Around the house are copses and thickets, and outside them the woods, in all of which have played five or six generations of children, some of them Bractons, some of them named De Violaine. Also, in the dead and gone days that Time has powdered for ever with its dust, these children have grown up and intermarried in the old church near by, the living of which has been held perpetually for over a hundred and fifty years by De Violaines, all of whom are descended from a French refugee officer who settled here.
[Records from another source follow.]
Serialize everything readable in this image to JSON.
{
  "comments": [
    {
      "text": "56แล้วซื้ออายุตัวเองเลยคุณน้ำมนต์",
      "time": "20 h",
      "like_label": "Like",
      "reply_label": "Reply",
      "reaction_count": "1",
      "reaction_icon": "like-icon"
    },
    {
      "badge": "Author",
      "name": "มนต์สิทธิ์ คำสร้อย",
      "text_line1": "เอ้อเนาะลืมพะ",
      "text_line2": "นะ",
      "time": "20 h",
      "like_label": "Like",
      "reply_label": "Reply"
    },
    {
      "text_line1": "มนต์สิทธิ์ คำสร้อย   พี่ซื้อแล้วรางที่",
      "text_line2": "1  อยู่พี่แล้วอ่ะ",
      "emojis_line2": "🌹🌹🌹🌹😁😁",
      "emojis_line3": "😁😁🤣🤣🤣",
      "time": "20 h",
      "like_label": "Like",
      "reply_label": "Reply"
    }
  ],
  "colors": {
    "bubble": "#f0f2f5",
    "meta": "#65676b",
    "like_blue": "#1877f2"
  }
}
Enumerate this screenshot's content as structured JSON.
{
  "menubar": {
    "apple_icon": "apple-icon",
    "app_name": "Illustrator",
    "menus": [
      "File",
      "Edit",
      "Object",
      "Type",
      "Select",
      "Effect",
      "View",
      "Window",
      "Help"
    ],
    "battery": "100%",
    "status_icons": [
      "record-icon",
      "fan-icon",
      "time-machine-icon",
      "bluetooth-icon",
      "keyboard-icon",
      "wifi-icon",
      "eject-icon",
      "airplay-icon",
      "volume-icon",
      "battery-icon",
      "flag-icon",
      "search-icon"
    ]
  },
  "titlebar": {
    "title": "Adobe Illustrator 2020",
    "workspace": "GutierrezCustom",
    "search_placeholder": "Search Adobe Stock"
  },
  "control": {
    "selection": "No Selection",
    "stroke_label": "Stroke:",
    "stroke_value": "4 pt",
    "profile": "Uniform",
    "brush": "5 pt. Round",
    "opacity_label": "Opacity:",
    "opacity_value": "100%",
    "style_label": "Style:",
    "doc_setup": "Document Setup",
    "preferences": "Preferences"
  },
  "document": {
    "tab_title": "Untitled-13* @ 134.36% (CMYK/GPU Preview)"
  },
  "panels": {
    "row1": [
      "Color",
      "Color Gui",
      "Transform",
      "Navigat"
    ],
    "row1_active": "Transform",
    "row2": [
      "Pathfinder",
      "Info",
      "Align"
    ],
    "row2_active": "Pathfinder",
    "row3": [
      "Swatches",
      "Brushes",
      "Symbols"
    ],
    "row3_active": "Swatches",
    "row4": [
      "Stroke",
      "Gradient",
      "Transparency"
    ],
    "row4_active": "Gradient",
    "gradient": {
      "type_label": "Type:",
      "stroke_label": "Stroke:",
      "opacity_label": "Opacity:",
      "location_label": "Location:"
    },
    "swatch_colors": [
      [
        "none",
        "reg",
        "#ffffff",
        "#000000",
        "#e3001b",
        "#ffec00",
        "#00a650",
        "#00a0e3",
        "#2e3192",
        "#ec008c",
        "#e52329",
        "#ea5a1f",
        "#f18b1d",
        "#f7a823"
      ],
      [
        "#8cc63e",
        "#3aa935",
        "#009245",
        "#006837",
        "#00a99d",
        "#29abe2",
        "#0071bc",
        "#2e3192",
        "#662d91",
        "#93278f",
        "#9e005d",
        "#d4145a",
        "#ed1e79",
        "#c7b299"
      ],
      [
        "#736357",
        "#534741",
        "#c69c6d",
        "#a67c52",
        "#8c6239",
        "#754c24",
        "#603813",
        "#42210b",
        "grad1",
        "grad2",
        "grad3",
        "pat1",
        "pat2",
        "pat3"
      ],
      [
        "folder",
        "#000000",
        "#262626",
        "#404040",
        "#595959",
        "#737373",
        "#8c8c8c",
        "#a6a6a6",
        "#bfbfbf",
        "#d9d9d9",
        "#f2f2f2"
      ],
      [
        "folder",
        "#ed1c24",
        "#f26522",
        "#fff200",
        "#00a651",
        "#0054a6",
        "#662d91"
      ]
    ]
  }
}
It must be, therefore-since that refugee would never have taken any but one woman for his wife-that, at last, Radegonde de Valorme was enabled to forget the sufferings of him who died at the galleys for his religion's sake, to reconcile herself to seeing Sylvia wedded to the Englishman who came once into her life and troubled her thoughts; that she was contented to eventually make happy the gallant soldier who had loved her so long.

There is one little copse to which those children of different generations have always loved to resort, and, after playing, to sit there and talk of its associations with old days-a little copse of nut-trees and red may, in which they find the earliest white violets and where, they say, the robins always build their nests and the nightingales love to sit and sing on summer nights. Yet, as they tell their little stories to each other and weave not only fancies of the past, but, it may be, of the future as well, their eyes rest upon a great stone slab that lies along the ground embedded in grass and overgrown with moss-moss that, however, many tiny hands have often scraped and brushed away so that they might once more read the two words cut into that stone by some old graver of bygone days-the words, "La Rose."